‘The Company You Keep’ (2012) Movie Review

The Company You Keep is an average thriller. It’s not entirely exhilarating, but passes the time despite being a little too long at just over two hours. However, forget the thriller aspect for a second, the weirdest bit is the journalism side of the story and its clear hatred for new media. To be fair, I share director Robert Redford‘s disgust for the hit baiting slam pieces that come from today’s media more focused on clicks than integrity and proper sourcing. But, as we watch a young journalist do everything he can to check his sources and get the story straight, the way the narrative plays out it all begins to feel extraordinarily contradictory.

Written by Lem Dobbs (The Limey, Dark City), The Company You Keep is an adaptation of Neil Gordon’s novel centering on a young journalist’s exploration into the identity of a former member of the Weather Underground. The events are triggered following the arrest of Sharon Solarz (Susan Sarandon), a one-time member of the Weather Underground responsible for a variety of violent acts of domestic terrorism while protesting the Vietnam War. With the arrest happening in the backyard of a struggling local Albany newspaper, the editor (Stanley Tucci) sends the ambitious young journalist Ben Shepard (Shia LaBeouf) out to investigate how the FBI even knew where Solarz would be in the first place.

Ben’s investigation quickly leads him to Jim Grant (Redford), a single father working as a lawyer with a private practice. Connecting the dots, he eventually learns Grant was also once a member of the Underground. He outs him in an article, sending him on the run with the FBI hot on his tail, but Ben has an inkling Grant isn’t running out of guilt, but for reasons he can’t yet quite explain.

The main focus here is Ben’s method of investigation. Yes, he uses Google search a couple times, but other than that he’s a pen, paper and library archives kind of guy, yet he’s chastised time and again over new media’s lack of sources, told such things as, “Maybe you should go tweet that” and “Oh, so you guys actually do get sources now.”

Ben isn’t the only one in the film’s line of sight as much as I got the impression most of America’s youth is the target as a desk clerk is made to look ignorant while tapping away on his cell phone before Ben interrupts him in search of some documents. Meanwhile, Ben is building a story, checking his sources and travels from Albany to Ann Arbor on his own dime. Hardly a journalist with the lack of integrity found in the new media slackers this script has set its sights on.

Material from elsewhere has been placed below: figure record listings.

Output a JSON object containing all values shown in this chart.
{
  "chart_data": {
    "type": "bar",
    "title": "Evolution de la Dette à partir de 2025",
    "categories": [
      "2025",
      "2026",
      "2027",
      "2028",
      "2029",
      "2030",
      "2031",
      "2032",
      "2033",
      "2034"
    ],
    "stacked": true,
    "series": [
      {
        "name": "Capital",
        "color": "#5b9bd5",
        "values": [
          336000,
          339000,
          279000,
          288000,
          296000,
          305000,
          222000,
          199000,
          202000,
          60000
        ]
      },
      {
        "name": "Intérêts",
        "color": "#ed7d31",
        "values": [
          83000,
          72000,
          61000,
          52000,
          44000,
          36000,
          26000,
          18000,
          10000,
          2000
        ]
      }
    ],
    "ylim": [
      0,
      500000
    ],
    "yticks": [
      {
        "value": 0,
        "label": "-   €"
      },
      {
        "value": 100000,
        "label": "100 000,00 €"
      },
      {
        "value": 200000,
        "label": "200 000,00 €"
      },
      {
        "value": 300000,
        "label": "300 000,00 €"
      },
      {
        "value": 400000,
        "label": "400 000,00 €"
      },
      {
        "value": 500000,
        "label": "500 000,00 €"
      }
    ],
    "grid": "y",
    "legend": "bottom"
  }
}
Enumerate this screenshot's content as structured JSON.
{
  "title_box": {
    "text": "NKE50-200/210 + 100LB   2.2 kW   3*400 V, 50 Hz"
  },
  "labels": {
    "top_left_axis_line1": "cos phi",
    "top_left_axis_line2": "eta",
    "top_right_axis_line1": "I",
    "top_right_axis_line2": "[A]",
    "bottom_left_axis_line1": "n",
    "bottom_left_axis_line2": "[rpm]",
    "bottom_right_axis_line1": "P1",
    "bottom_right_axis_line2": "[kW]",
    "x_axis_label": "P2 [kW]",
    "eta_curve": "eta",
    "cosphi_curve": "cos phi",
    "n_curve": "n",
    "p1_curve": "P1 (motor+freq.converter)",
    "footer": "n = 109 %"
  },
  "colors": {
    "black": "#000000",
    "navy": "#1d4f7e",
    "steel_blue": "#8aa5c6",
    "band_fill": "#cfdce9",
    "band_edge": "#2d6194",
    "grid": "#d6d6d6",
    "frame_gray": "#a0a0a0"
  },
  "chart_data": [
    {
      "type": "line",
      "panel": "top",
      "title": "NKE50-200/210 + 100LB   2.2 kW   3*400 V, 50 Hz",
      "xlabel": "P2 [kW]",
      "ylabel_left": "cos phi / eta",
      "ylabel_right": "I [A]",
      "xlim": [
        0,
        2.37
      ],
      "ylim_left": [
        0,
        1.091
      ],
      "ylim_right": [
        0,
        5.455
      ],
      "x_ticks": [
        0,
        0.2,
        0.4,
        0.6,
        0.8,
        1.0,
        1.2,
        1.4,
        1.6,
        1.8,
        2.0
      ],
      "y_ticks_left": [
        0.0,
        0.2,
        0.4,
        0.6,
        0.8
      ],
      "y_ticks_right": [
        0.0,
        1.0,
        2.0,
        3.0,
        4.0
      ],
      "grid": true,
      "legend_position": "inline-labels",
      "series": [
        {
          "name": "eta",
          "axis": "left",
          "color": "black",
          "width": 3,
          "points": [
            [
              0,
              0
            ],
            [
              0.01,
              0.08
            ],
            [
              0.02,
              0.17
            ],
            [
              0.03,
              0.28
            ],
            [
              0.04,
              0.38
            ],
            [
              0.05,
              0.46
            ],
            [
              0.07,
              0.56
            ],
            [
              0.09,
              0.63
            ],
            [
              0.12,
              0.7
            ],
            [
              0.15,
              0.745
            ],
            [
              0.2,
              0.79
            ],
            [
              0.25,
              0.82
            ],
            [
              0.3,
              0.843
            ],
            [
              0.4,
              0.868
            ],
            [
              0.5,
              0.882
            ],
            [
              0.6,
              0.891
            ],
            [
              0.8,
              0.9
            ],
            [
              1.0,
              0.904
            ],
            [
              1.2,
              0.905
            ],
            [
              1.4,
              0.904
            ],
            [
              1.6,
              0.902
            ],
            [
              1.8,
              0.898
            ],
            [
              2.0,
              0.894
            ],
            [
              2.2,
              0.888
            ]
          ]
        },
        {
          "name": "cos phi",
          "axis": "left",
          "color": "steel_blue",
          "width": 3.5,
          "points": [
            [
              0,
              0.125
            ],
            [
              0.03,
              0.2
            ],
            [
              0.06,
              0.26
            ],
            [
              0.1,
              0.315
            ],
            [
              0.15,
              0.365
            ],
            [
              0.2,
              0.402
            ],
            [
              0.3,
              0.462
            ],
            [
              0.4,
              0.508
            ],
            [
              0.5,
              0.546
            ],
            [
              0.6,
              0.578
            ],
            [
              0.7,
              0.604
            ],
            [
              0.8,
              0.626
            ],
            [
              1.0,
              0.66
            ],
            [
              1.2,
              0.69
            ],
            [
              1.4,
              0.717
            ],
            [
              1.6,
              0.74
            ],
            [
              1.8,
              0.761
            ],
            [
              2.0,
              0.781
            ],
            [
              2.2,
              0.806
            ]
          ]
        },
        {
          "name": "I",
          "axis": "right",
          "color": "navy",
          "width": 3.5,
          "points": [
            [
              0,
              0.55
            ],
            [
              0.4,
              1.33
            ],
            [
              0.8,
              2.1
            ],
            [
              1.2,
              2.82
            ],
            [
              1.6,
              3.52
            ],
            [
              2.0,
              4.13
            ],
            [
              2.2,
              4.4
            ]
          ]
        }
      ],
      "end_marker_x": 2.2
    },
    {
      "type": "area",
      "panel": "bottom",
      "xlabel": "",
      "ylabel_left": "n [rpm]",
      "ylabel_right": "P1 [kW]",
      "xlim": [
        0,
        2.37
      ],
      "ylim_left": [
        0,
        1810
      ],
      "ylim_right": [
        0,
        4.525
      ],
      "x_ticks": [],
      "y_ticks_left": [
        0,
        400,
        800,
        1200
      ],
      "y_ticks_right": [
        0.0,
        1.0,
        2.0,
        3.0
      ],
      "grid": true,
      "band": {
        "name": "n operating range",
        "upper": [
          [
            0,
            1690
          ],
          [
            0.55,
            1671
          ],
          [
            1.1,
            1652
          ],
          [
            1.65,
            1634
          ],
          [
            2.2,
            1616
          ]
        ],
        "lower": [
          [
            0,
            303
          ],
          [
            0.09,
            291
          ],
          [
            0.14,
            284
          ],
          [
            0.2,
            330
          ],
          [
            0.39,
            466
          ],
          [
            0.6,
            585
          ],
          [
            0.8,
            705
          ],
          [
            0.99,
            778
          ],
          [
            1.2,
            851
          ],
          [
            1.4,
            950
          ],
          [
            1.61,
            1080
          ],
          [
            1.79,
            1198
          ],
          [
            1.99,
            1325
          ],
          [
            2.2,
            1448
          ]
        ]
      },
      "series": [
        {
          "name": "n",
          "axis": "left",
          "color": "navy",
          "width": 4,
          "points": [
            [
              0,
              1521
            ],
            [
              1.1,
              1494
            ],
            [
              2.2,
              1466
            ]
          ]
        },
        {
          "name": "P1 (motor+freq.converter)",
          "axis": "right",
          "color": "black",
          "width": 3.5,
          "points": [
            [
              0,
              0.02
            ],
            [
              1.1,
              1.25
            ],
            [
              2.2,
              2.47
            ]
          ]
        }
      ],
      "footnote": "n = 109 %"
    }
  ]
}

To tell the story, Redford has scattered a boatload of talent throughout. Including those already mentioned, appearances are made by Brendan Gleeson, Richard Jenkins, Nick Nolte, Chris Cooper, Julie Christie, Brit Marling, Terrence Howard, Sam Elliott and Anna Kendrick. No one can say Redford can’t assemble a cast, but then again he got together solid performers for both Lions for Lambs and The Conspirator and neither one of those exactly turned out a winner.

From the performances to the filmmaking, nothing stands out as much as it all maintains a level of status quo. It’s a competent film, good for a rental, but not much else. It’s a poor man’s All the President’s Men and the thriller aspect wears thin pretty quick and the mystery behind the story holds very little intrigue from the start.

Walking away, it felt the reason Redford even chose to direct the film had less to do with the story and more to do with a chance to point out the awful state of journalism today. It felt like every scene Shia LaBeouf was involved in at least one shot would be fired in the general direction of new media reporting and the idea of defamation over accuracy. Like I said, I understand the sentiment, but if that’s the film Redford wanted to make he should have thought about directing a different story.